Die gesamte Landwirtschaft des Landes war in den vergangenen zwei Monaten durch das Wetterphänomen El Nino erheblich beeinträchtigt worden. Viele Bilder zeigen die katastrophalen Auswirkungen der Überflutungen. Mitte April waren nach Angaben von Beobachtern nur sechs Prozent der Sojaernte in Argentinien eingebracht. In normalen Jahren ist zu diesem Zeitpunkt bereits die gesamte Ernte abgeschlossen, der Boden gedüngt und neu bepflanzt. Entsprechend hat sich der gesamte Dünge- und Bodenbearbeitungszyklus nach hinten verschoben. Die großen Agrar- und Düngemittelvertriebe erwarten deshalb jetzt einen großen Nachholbedarf.

Argentinische Landwirtschaftsexperten weisen darauf hin, dass als Folge der Staunässe auf vielen Feldern das überschüssige Regenwasser nicht mehr in den Boden eindringt und von der Sonne verdampft wird. Dadurch erreicht die Salzbelastung der Böden an vielen Orten ein kritisches Niveau. Die Experten erwarten daher, dass deshalb insbesondere die Nachfrage nach Agrar-Gips steigen wird, weil dieser der Versalzung von Böden entgegenwirkt.

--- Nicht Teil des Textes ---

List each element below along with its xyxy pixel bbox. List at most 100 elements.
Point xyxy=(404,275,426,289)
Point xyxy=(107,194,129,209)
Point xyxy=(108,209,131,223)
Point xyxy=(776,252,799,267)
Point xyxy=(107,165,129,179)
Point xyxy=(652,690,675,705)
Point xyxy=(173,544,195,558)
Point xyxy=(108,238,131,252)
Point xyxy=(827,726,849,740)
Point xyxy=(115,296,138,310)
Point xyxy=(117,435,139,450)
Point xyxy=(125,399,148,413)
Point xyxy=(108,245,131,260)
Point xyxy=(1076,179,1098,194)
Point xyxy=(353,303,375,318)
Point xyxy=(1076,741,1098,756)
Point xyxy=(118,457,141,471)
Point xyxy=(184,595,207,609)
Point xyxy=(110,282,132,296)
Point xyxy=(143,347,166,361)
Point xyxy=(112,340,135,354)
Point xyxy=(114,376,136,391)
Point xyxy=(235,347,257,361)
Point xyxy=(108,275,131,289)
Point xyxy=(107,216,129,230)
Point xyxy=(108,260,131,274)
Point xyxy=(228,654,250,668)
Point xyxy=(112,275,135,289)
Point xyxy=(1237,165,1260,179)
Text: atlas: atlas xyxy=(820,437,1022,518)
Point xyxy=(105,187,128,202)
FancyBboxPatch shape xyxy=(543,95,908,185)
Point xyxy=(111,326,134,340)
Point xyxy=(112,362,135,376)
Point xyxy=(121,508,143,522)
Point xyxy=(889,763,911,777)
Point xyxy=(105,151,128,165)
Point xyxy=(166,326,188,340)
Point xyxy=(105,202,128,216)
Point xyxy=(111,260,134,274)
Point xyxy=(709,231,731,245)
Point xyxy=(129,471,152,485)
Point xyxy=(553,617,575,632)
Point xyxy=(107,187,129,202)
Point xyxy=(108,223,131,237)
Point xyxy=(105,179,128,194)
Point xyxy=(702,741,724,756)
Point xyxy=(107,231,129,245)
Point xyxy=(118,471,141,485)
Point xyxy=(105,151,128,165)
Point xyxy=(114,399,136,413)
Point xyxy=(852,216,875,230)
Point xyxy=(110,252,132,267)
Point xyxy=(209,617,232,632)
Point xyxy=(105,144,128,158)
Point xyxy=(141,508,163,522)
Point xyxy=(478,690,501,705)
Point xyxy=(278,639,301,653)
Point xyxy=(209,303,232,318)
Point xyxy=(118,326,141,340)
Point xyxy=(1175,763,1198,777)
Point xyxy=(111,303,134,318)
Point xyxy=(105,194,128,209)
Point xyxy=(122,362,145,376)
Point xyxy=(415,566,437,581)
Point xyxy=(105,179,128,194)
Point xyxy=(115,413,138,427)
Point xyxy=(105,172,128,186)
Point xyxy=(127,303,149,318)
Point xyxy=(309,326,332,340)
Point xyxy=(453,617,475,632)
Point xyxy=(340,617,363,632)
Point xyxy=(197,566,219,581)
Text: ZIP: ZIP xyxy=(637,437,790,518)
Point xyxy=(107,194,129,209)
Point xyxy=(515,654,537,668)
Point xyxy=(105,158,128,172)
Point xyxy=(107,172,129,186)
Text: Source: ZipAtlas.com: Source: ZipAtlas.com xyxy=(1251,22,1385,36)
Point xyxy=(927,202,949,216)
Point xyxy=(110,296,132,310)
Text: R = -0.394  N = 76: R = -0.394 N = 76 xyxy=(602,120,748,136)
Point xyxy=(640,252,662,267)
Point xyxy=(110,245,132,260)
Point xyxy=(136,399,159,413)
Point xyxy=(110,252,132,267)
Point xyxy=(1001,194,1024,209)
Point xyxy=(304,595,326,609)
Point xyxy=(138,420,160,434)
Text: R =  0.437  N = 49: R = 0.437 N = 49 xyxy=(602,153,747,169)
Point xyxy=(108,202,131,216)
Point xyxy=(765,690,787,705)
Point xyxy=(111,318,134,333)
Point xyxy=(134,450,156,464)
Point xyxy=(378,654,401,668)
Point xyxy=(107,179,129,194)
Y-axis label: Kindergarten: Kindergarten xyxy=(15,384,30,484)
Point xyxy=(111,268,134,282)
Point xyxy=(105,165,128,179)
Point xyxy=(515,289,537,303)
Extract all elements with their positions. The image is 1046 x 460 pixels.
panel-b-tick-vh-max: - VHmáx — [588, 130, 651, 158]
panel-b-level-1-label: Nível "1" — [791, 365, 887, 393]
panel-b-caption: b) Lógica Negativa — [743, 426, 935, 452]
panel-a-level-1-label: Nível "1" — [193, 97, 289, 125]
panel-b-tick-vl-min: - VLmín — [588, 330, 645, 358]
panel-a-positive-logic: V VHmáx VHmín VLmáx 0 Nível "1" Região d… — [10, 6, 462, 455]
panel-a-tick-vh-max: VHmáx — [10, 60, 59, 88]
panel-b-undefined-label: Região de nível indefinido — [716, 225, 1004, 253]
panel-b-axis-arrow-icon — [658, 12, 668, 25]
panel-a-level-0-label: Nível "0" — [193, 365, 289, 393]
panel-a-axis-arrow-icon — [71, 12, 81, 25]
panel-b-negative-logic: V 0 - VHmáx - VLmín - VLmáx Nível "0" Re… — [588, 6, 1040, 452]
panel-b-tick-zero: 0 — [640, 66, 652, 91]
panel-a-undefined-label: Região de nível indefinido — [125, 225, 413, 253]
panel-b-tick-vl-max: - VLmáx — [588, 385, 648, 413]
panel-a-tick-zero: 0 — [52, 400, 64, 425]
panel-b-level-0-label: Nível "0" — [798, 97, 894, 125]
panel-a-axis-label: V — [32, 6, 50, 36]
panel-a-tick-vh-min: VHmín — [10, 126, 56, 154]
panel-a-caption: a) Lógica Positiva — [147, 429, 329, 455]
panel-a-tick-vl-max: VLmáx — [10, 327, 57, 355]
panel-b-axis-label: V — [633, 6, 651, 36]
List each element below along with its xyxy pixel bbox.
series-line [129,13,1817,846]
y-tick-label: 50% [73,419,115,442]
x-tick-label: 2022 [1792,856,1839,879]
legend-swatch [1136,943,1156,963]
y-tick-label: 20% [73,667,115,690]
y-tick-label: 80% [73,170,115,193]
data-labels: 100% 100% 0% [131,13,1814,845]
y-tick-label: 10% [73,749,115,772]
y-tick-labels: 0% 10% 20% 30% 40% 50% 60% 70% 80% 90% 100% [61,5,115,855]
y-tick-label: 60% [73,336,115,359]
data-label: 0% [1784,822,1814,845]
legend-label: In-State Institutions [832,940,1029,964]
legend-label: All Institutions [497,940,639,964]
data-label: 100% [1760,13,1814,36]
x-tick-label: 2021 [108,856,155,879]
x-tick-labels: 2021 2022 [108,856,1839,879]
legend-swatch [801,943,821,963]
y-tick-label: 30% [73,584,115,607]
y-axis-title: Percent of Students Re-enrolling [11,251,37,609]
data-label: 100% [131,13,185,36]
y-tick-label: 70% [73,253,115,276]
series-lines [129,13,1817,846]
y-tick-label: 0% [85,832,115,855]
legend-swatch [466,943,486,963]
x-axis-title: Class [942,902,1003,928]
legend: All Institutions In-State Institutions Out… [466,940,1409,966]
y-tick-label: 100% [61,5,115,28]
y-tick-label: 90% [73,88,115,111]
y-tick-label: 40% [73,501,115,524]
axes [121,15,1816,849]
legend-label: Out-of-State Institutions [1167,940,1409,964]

Bei der Gipsproduktion auf dem Ana Sofia Projekt von Centurion wird oberflächennah besonders reiner Gips mit durchschnittlich 94 Prozent Reinheit abgebaut und anschließend durch eine Brecheranlage zu einem Granulat verarbeitet. Die nachgewiesene Gips-Ressource beträgt 1,47 Mio. Tonnen, was bei der aktuell geplanten Jahresproduktion von rund 40.000 Tonnen eine Lebensdauer für Jahrzehnte sichern würde. Centurion betrachtet die aktuelle Anlage allerdings nur als Pilotprojekt und möchte baldmöglichst eine größere Brecheranlage mit bis zu 150.000 Tonnen Kapazität pro Jahr errichten.